Concurso para delegado: candidato com nanismo tem recurso negado
O resultado, que foi divulgado pela Fundação Getúlio Vargas (FGV), manteve o candidato na condição de inapto

O candidato Matheus Menezes Matos (foto em destaque), de 25 anos, teve negado o recurso administrativo apresentado após ser reprovado nos exames biofísicos do concurso para delegado da Polícia Civil de Minas Gerais (PCMG).
O resultado definitivo foi divulgado nessa terça-feira (16/6) pela Fundação Getúlio Vargas (FGV), banca organizadora do certame, que manteve o candidato na condição de “inapto sub judice PcD”.
O caso ganhou repercussão após Matheus, que tem nanismo, denunciar suposta discriminação durante o Teste de Aptidão Física (TAF). Segundo ele, um dos testes exigia um salto mínimo de 1,65 metro na prova de impulsão horizontal, critério que ele considerava incompatível com suas características físicas.
Na ocasião, o candidato informou que solicitou adaptações razoáveis à banca organizadora e apresentou laudos médicos que comprovavam sua condição, mas o pedido não teria sido atendido.
Após ser eliminado, Matheus recorreu à Justiça. Em março deste ano, o ministro do Supremo Tribunal Federal (STF) Alexandre de Moraes anulou a reprovação anterior e determinou a reaplicação do exame biofísico com adaptações voltadas a candidatos com deficiência.

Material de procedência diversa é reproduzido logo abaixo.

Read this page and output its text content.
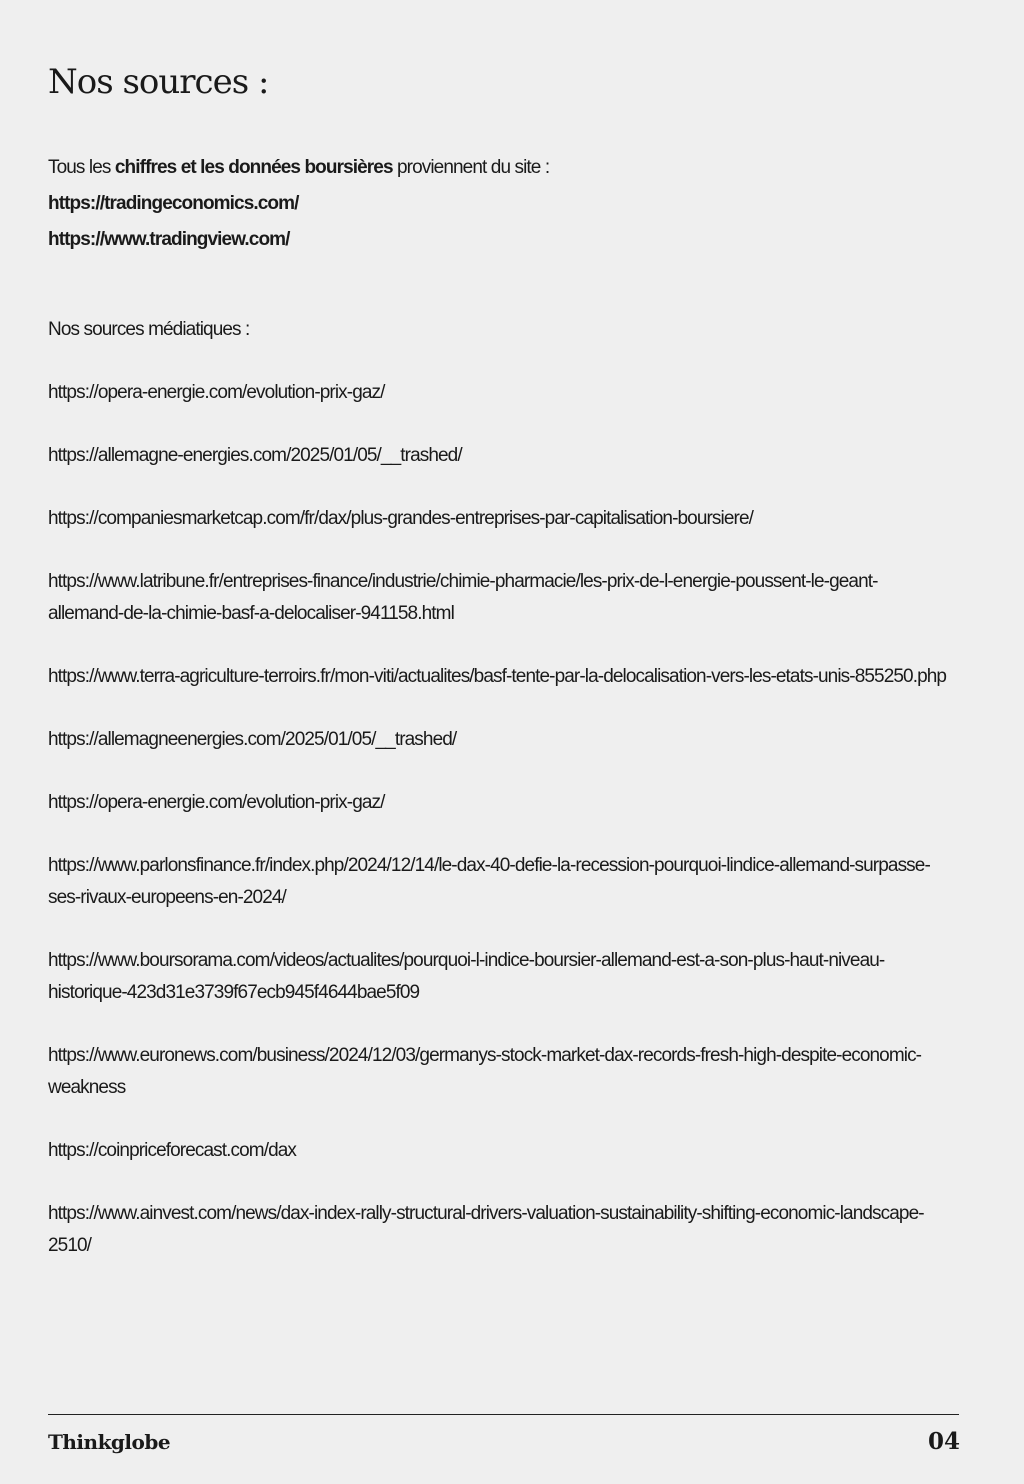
Nos sources :
Tous les chiffres et les données boursières proviennent du site :
https://tradingeconomics.com/
https://www.tradingview.com/
Nos sources médiatiques :
https://opera-energie.com/evolution-prix-gaz/
https://allemagne-energies.com/2025/01/05/__trashed/
https://companiesmarketcap.com/fr/dax/plus-grandes-entreprises-par-capitalisation-boursiere/
https://www.latribune.fr/entreprises-finance/industrie/chimie-pharmacie/les-prix-de-l-energie-poussent-le-geant-allemand-de-la-chimie-basf-a-delocaliser-941158.html
https://www.terra-agriculture-terroirs.fr/mon-viti/actualites/basf-tente-par-la-delocalisation-vers-les-etats-unis-855250.php
https://allemagneenergies.com/2025/01/05/__trashed/
https://opera-energie.com/evolution-prix-gaz/
https://www.parlonsfinance.fr/index.php/2024/12/14/le-dax-40-defie-la-recession-pourquoi-lindice-allemand-surpasse-ses-rivaux-europeens-en-2024/
https://www.boursorama.com/videos/actualites/pourquoi-l-indice-boursier-allemand-est-a-son-plus-haut-niveau-historique-423d31e3739f67ecb945f4644bae5f09
https://www.euronews.com/business/2024/12/03/germanys-stock-market-dax-records-fresh-high-despite-economic-weakness
https://coinpriceforecast.com/dax
https://www.ainvest.com/news/dax-index-rally-structural-drivers-valuation-sustainability-shifting-economic-landscape-2510/
Thinkglobe	04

Em cumprimento à decisão judicial, a FGV realizou uma nova avaliação, seguindo integralmente as determinações da Justiça. Mesmo após refazer os testes, Matheus voltou a ser considerado inapto.
Após isso, o advogado apresentou recurso administrativo, que foi analisado e rejeitado pela organizadora do concurso. A reprovação, no entanto, foi mantida no resultado definitivo divulgado nesta semana.
Antes do teste físico, Matheus havia sido aprovado nas etapas objetiva, discursiva e oral do concurso, além dos exames biomédicos.